Are we alone in the universe? In the vast universe, as far as we can see, it seems we are alone. The stars burn bright holes in the dark fabric of the cosmos. Each one a sun, many with planets, but our calls go unanswered.
In this infinite black desert, one planet only is a glowing oasis: the Earth. One feature of this planet is the cradle of life: the Ocean. One species only has clawed its way out of the food chain: Humans. Throughout the history of Humans, our perception of the world has evolved. We used to think the planet was the center of the universe, that it was flat. We used to think the ocean was infinite, too vast for us to destroy it.
We’ve spent thousands of years fighting against nature in order to survive. Now, at the summit of our technology and development, we look back at our home. We see the cost of our emancipation. We see the damage we’ve done. The ocean is dying. The species are dying. We are dying.
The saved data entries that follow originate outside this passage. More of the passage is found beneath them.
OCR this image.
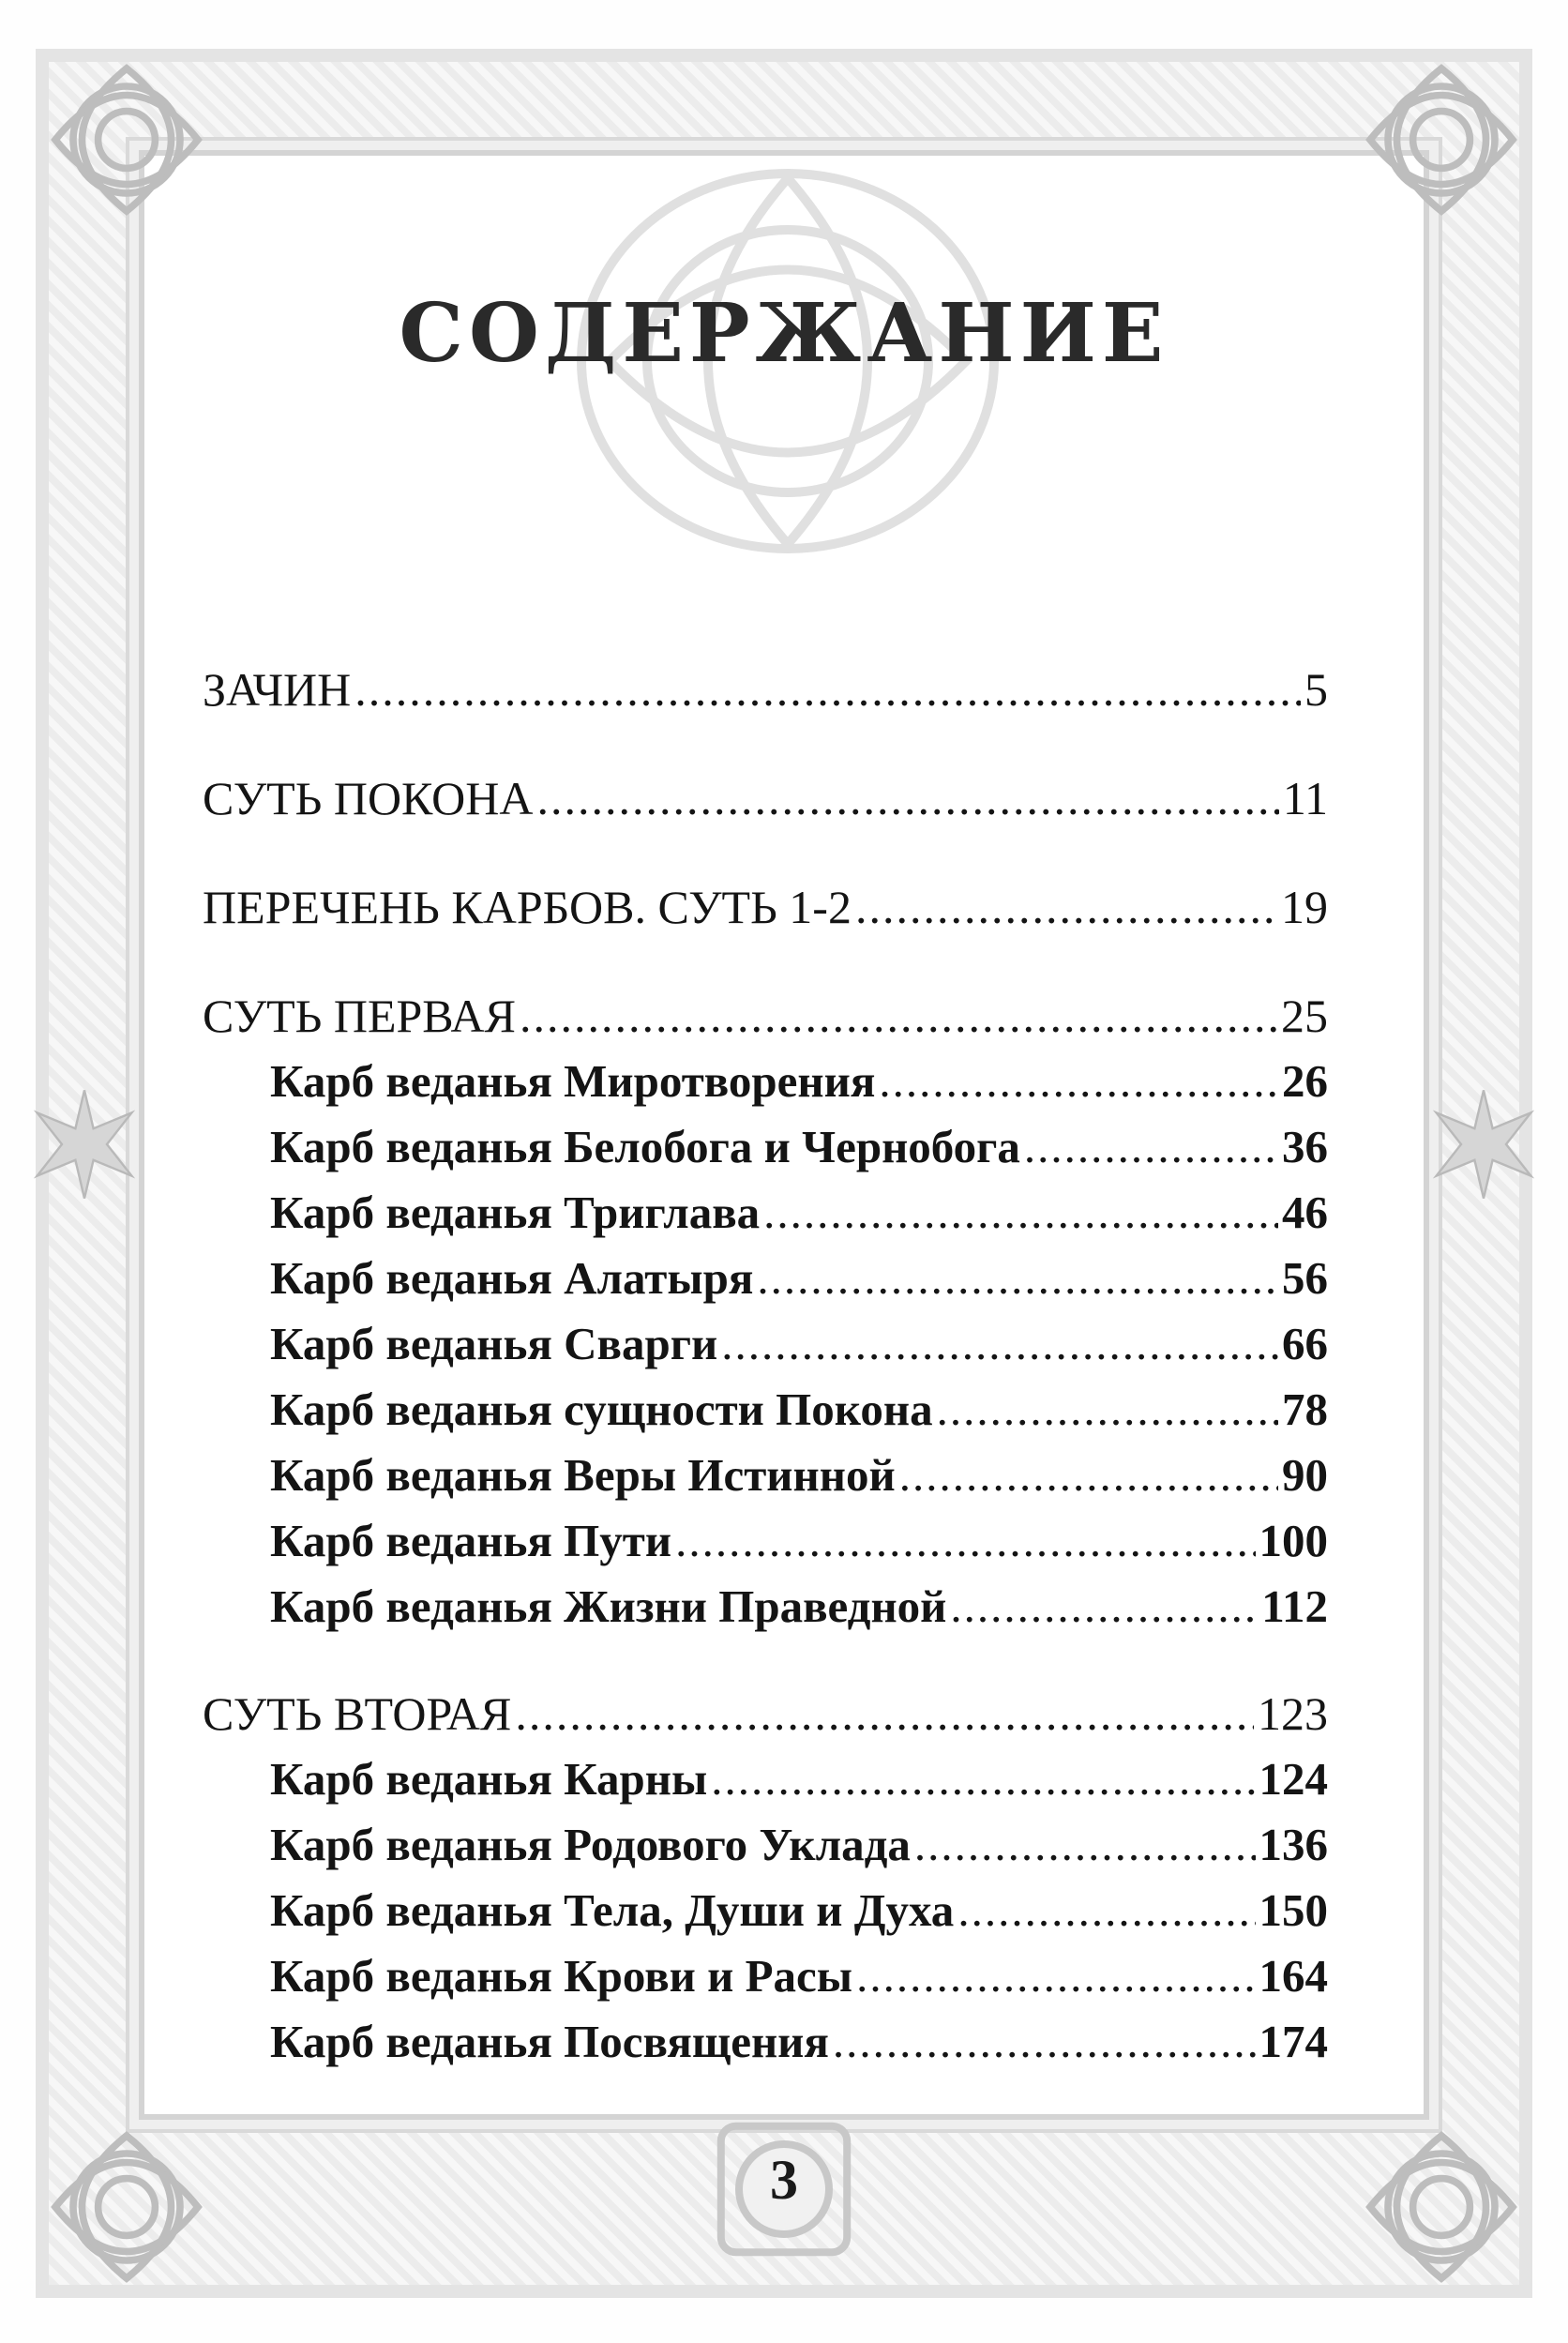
СОДЕРЖАНИЕ
ЗАЧИН .....	5
СУТЬ ПОКОНА .....	11
ПЕРЕЧЕНЬ КАРБОВ. СУТЬ 1-2 .....	19
СУТЬ ПЕРВАЯ .....	25
Карб веданья Миротворения .....	26
Карб веданья Белобога и Чернобога .....	36
Карб веданья Триглава .....	46
Карб веданья Алатыря .....	56
Карб веданья Сварги .....	66
Карб веданья сущности Покона .....	78
Карб веданья Веры Истинной .....	90
Карб веданья Пути .....	100
Карб веданья Жизни Праведной .....	112
СУТЬ ВТОРАЯ .....	123
Карб веданья Карны .....	124
Карб веданья Родового Уклада .....	136
Карб веданья Тела, Души и Духа .....	150
Карб веданья Крови и Расы .....	164
Карб веданья Посвящения .....	174
3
Climate change, pollutions and overfishing are devastating marine life worldwide. Species are going extinct at an unprecedented rate. Greed is destroying our planet.
How can we change?
Far from the continents, a group of islands changed the way we perceive nature nearly 200 years ago: the Galapagos Islands. Today, the Galapagos are one of the last sanctuaries of the Sea, an oasis of life in a dying ocean. Here, Charles Darwin formulated the theory of evolution, revolutionizing our perception of nature. But his theory has also anchored us in the belief that our role in nature can only change on the scale of thousands, millions of years, and that this evolution can only be the product of natural selection, not a conscious decision within a lifetime.
Returning to the Galapagos today, a team of ocean ambassadors sets out on a quest to reconcile man and nature and to change the way we see the world.
~ Pierre-Yves Cousteau
I wrote and narrated this 35 minute film about the Galapagos Islands in 2016.